In wireline, you don’t always know when something’s gone wrong—until you’re already past the point of no return. That was the case on this job, a typical pump down perforating run on a horizontal well. We had the wireline truck in place, the logging cable tensioned, and the gunstring assembled and checked.

The plug was set. Everything appeared to be working—until I hit the Prepare Fire command.

That’s when the short showed up.

The wireline control system flagged an error, and sure enough, the system showed a short at the firing head. At that point, we had no choice—we had to pull everything out and troubleshoot at surface. And when we did, the failure was exactly what we feared: a faulty switch.

But it wasn’t the switch that failed us. It was our process.


When the Problem Was There—We Just Didn’t Look for It

Looking back, I only performed two switch tests during the run: one at surface after building the gunstring, and one while bumping up into the lubricator. I didn’t run a test after equalization, or while entering the well, or at the 200′ mark where we typically catch early faults. Why?

Because someone once said you could “burn out” the switch if you tested it too many times.

Turns out, that’s not just wrong—it’s dangerously wrong. And that bad habit cost us hours in unnecessary downtime.


The Truth: You Can’t Burn a Switch with Testing

There is no limit to how many switch tests you can run.

This myth had been floating around—unverified—and it led to an entire perforation stage delay. If I had run a proper switch test at 200’, we could’ve seen the problem early, pulled up, and swapped the perforating gun string before reaching the plug setting depth.

That moment changed how I approach switch integrity on every run.

The Fix: Mandatory Multi-Point Switch Test SOP

We revised our standard operating procedure immediately. Every wireline engineer and JFE on our crew now follows a switch test protocol designed to verify electrical integrity from surface to shot.

Here’s the sequence we now run on every job:

Wireline Switch Test SOP – Field Execution

1. At Surface: Initial Assembly

  • Test immediately after connecting the firing head, CCL, and logging cable.

  • Verify continuity and look for opens/shorts before inserting into lubricator.

2. Lubricator Entry: Vertical Test

  • Run a test with the string vertical to detect grounding caused by gravitational movement.

3. Post Equalization

  • Always test again after pressure equalization to catch early electrical drift.

  • Equalization movement can shift internal wires or contacts.

4. 200-Foot Test While Entering Well

  • This is your best shot at catching a fault without having to pull thousands of feet back out.
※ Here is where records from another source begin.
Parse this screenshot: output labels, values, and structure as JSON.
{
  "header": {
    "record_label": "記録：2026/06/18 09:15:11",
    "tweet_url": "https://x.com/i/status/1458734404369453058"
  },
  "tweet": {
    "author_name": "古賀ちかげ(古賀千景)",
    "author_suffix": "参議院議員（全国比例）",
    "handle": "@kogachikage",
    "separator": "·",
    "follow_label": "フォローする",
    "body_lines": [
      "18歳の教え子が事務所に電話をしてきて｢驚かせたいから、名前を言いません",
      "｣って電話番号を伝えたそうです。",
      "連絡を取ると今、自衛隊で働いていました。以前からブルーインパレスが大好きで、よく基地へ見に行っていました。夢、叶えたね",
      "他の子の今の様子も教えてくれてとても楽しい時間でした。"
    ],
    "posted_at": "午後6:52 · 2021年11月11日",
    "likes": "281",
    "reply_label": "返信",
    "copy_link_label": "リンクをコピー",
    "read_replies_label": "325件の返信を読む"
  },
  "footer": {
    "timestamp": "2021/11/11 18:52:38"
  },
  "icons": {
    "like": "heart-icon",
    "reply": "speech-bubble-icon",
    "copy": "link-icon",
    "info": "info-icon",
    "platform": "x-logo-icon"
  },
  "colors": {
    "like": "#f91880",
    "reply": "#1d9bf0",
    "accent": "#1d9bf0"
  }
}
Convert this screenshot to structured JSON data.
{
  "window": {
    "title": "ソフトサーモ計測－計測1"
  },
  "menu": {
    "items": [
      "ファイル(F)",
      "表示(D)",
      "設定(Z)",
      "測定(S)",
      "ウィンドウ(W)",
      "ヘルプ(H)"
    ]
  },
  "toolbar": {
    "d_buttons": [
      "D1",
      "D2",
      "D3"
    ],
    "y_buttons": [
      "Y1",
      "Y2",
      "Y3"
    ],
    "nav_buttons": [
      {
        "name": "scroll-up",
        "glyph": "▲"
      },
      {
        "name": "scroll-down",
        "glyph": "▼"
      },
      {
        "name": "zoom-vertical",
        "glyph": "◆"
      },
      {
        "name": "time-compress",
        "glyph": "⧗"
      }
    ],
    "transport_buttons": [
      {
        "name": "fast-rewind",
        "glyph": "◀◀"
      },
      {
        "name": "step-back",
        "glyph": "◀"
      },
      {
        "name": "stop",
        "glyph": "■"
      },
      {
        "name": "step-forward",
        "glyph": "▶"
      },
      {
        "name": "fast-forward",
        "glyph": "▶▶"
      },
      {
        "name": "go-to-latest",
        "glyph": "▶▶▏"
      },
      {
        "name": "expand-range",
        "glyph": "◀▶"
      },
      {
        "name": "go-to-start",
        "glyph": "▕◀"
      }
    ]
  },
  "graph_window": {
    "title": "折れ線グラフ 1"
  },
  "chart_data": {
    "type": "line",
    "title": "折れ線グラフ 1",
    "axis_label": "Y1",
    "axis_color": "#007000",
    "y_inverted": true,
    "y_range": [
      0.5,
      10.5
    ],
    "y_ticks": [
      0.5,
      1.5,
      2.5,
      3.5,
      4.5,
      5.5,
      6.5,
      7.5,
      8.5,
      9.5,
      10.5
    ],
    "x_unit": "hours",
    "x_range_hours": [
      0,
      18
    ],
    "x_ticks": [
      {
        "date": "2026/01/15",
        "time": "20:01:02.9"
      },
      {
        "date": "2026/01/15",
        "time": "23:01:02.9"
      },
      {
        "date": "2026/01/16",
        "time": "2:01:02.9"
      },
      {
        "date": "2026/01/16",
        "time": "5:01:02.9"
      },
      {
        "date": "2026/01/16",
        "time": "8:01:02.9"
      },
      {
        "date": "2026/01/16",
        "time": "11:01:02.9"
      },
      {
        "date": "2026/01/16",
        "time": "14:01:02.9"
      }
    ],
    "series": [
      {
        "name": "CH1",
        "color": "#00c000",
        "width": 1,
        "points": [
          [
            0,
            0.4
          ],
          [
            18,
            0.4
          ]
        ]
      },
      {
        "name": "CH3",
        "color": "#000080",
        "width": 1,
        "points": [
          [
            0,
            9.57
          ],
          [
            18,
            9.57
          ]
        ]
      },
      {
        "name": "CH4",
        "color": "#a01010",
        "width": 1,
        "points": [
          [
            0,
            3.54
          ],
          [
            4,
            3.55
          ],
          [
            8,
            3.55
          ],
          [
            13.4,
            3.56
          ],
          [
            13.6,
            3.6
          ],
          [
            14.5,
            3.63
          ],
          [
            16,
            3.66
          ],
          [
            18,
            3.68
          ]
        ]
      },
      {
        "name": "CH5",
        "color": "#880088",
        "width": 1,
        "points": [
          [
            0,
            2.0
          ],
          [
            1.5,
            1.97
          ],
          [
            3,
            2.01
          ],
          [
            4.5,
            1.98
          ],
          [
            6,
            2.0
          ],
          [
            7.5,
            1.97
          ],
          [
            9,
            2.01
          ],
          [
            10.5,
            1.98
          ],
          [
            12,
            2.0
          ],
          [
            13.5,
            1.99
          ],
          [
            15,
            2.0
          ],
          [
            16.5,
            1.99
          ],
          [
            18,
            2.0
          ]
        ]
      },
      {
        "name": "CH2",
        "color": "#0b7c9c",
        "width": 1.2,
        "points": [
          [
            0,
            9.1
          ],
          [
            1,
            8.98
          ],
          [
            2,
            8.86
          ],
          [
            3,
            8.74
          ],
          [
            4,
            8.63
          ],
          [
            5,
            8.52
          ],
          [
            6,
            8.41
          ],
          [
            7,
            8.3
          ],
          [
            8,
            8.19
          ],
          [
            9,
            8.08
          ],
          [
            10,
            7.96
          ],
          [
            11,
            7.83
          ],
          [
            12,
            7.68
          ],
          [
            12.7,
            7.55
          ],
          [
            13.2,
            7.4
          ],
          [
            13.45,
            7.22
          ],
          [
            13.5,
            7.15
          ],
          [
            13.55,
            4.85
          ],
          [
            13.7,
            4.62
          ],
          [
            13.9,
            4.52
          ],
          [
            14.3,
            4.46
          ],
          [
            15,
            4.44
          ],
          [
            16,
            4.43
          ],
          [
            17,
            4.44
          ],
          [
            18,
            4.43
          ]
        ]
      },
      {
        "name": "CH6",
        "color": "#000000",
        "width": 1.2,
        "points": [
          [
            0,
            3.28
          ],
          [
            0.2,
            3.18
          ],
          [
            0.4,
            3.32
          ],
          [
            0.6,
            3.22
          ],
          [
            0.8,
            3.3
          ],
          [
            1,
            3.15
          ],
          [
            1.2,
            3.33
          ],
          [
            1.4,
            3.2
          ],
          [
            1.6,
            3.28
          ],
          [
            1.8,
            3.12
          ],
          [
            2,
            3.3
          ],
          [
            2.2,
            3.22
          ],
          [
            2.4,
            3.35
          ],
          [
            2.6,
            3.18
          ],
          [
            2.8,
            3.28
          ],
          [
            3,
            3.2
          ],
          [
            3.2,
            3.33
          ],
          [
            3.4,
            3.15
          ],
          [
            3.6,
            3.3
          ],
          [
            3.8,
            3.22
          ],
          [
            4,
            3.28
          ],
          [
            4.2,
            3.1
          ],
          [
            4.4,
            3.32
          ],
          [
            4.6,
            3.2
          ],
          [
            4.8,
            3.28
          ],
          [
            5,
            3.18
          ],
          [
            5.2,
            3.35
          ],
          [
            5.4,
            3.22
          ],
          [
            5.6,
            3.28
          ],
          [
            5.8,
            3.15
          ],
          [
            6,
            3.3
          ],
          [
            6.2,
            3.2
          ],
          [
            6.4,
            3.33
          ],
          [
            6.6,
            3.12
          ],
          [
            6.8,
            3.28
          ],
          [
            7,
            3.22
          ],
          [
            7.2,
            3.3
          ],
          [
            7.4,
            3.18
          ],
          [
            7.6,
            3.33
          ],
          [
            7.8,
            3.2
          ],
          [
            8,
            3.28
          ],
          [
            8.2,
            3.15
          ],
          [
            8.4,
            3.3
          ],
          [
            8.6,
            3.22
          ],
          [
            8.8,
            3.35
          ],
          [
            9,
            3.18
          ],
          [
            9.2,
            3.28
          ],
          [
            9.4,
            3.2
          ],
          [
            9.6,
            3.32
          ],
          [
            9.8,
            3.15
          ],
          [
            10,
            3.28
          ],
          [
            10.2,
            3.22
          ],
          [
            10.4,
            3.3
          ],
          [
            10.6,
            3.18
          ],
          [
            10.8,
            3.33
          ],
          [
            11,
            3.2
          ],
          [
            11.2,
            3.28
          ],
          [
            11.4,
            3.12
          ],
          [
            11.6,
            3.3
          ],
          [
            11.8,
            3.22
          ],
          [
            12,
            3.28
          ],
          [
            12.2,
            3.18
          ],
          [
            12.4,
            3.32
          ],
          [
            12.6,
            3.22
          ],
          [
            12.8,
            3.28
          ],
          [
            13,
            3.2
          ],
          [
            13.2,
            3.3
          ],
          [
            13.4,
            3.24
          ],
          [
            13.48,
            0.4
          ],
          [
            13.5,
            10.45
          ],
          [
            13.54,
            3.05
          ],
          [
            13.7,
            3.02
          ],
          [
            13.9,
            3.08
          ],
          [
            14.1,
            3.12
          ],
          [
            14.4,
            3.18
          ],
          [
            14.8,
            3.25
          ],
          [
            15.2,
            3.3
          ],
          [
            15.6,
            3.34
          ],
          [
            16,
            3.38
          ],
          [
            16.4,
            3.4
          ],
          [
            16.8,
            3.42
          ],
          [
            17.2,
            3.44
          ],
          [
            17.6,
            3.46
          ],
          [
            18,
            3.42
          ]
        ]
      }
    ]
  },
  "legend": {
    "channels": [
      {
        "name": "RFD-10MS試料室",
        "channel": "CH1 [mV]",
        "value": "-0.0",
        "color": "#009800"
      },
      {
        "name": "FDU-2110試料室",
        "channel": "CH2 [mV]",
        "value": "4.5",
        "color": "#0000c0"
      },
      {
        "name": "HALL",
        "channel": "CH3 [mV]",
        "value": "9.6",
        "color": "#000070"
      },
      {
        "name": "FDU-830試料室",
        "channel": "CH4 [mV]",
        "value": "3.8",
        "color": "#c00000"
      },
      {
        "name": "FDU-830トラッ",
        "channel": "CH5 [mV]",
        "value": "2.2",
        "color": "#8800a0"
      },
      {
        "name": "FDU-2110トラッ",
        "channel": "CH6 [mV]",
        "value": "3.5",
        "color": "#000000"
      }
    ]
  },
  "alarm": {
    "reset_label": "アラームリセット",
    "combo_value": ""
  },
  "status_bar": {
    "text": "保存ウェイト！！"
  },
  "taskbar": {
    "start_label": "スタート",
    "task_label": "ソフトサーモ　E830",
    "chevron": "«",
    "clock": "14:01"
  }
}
  • Don’t skip it. It’s a critical checkpoint.

5. Every 3,000 Feet in Vertical Section

  • Once past 200’, run switch tests every 3,000’ during vertical descent.

  • Not applicable during pump down in the horizontal section.

6. After Correlation / Pre-Kickoff

  • Once you correlate to the marker joint, verify integrity again before kickoff.

  • If no MJ exists, do this at your final depth checkpoint.

7. Final Test – Before Setting Plug (“Prepare Fire”)

  • The last check before executing the run.

  • A failure here means pulling the string back—but that’s still better than a misfire.

Why This Matters in the Cased Hole Logging Service Market

Cased hole wireline jobs are time-sensitive. Every run impacts multiple frac stages, and every misrun introduces costly delays. Faulty switches can cause:

  • Missed perforation zones in perforation wells

  • Electrical failures that complicate production logging services

  • Lost depth integrity on cement bond logs (CBL logs) and formation evaluation

  • Recovery runs requiring fishing wire line services and additional pressure control equipment

In a competitive wireline services oil and gas environment, missed switch tests can cost tens of thousands in lost rig time. That’s why wireline service companies need to bake this SOP into every job and every training module.

Training Wireline Crews the Right Way

We now teach this in all of our wireline courses—and we emphasize that switch test frequency is not optional. New hands learn how to:

  • Run and read digital switch test diagnostics

  • Match fault codes to actual component failures

  • Spot false positives from grounding during string movement

  • Build timing for switch tests into run-in-hole sequences

We also use real-world dump files from this incident to show how easily a single missed test can lead to full job failure.

Supporting the Wireline Business with Real Process

This updated process is now part of our field-prep SOP and used across:

  • High-stage pump down perforating jobs

  • Deep wireline well logging in horizontal wireline environments

  • Plug and abandon runs that require multiple switches across tools

  • Multigun wireline perforating gun assemblies with inline firing logic

  • Tracer tech, CBL, and production logging deployments

We’ve even built it into our job briefing forms so crews don’t forget when and where to test.

Final Thoughts – Switch Tests Aren’t Optional, They’re Lifesavers

The biggest takeaway from that misrun? You’re only as good as the test you didn’t skip.

Had I tested at 200’, we would have seen the failure coming. We would’ve pulled the string, swapped out the switch, and saved hours of time—not to mention face in front of the client.